Inhibition of long noncoding RNA Linc-Pint by hepatitis C virus in infected hepatocytes enhances lipogenesis.

BACKGROUND AND AIMS Hepatitis C virus (HCV) often causes chronic infection in liver, cirrhosis, and in some instances, hepatocellular carcinoma (HCC). HCV encodes several factors those impair host genes for establishment of chronic infection. The long non-coding RNAs (lncRNAs) display diverse effects on biological regulations. However, their role in virus replication and underlying diseases are poorly understood. In this study, we have shown that HCV exploits lncRNA Linc-Pint in hepatocytes for enhancement of lipogenesis. APPROACH AND RESULTS We identified a lncRNA, Linc-Pint, which is significantly downregulated in HCV replicating hepatocytes and infected patient liver specimens. Using RNA-pull down-proteomics, we identified serine/arginine protein specific kinase 2 (SRPK2) as an interacting partner of Linc-Pint.
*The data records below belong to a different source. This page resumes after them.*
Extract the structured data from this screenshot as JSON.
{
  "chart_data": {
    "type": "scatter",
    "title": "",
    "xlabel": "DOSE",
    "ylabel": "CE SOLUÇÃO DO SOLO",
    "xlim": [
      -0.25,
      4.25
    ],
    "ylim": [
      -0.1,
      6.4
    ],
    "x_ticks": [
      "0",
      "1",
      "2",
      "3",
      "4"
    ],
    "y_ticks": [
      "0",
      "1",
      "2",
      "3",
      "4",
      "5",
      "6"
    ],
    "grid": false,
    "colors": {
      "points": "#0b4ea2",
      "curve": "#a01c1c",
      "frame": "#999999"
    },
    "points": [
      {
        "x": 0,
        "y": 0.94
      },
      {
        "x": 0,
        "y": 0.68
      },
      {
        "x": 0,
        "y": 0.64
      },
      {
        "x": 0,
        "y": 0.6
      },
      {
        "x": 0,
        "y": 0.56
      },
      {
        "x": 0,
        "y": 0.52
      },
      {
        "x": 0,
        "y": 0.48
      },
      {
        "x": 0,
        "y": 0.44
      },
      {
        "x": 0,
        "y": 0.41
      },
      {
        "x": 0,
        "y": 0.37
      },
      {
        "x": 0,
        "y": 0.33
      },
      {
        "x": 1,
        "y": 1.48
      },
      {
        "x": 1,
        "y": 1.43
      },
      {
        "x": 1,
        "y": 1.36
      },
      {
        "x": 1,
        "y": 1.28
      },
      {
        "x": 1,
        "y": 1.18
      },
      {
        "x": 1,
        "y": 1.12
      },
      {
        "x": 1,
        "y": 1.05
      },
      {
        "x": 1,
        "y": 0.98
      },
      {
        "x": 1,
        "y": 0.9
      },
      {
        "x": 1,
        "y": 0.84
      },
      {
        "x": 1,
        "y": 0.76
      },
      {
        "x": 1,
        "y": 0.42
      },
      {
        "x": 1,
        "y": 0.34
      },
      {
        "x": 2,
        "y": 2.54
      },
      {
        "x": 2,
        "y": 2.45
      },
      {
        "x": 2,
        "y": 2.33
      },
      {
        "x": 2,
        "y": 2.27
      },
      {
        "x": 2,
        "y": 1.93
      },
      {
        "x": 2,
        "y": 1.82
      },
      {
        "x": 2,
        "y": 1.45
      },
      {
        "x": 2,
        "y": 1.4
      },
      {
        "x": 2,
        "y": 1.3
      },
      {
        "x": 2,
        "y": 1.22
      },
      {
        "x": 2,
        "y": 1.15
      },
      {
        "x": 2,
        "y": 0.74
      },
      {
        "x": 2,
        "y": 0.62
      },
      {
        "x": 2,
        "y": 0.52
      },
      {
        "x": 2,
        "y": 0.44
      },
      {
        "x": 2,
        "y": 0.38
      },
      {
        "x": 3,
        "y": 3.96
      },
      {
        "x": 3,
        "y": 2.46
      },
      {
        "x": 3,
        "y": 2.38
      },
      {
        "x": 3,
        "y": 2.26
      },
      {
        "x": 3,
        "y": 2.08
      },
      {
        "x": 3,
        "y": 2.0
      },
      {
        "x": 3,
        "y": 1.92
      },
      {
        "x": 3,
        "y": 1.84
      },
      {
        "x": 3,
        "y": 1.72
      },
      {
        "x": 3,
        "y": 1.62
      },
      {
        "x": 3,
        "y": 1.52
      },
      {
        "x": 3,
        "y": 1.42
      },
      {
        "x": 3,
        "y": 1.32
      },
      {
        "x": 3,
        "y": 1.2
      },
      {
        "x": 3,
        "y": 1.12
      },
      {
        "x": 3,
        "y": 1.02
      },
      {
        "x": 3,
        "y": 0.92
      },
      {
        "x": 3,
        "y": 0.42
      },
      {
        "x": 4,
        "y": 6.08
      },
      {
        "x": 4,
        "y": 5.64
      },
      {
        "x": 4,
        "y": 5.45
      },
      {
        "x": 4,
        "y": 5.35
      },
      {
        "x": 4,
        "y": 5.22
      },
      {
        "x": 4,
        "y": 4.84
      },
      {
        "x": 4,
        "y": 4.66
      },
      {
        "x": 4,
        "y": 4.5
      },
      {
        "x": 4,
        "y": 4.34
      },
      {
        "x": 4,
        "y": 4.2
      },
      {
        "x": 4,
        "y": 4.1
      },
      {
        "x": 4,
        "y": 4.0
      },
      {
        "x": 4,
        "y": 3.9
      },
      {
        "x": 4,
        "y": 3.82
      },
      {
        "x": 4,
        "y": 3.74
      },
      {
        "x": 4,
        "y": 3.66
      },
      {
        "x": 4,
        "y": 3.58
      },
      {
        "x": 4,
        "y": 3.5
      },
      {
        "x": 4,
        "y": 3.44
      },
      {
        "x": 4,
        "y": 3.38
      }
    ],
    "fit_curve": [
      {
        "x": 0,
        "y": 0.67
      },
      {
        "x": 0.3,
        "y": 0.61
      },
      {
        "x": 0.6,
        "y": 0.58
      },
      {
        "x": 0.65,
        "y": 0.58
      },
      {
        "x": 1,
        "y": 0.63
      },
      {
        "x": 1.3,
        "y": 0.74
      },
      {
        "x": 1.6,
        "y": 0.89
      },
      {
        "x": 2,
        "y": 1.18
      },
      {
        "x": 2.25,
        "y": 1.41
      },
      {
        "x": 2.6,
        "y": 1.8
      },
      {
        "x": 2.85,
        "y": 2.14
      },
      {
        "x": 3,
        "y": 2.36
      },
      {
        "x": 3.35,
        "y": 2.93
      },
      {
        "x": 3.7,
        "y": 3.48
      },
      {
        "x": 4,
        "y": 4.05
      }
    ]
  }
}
Subsequent study demonstrated that overexpression of Linc-Pint inhibits the expression of lipogenesis related genes, such as FASN and ACLY. We also observed that Linc-Pint significantly inhibits HCV replication. Further, HCV mediated enhanced lipogenesis can be controlled by exogenous Linc-Pint expression. Together our results suggested that HCV mediated downregulation of Linc-Pint enhances lipogenesis favouring virus replication and liver disease progression. CONCLUSIONS We have shown that SRPK2 is a direct target of Linc-Pint and depletion of SRPK2 inhibits lipogenesis. Our study contributes to the mechanistic understanding of the previously unexplored role of Linc-Pint in HCV associated liver pathogenesis.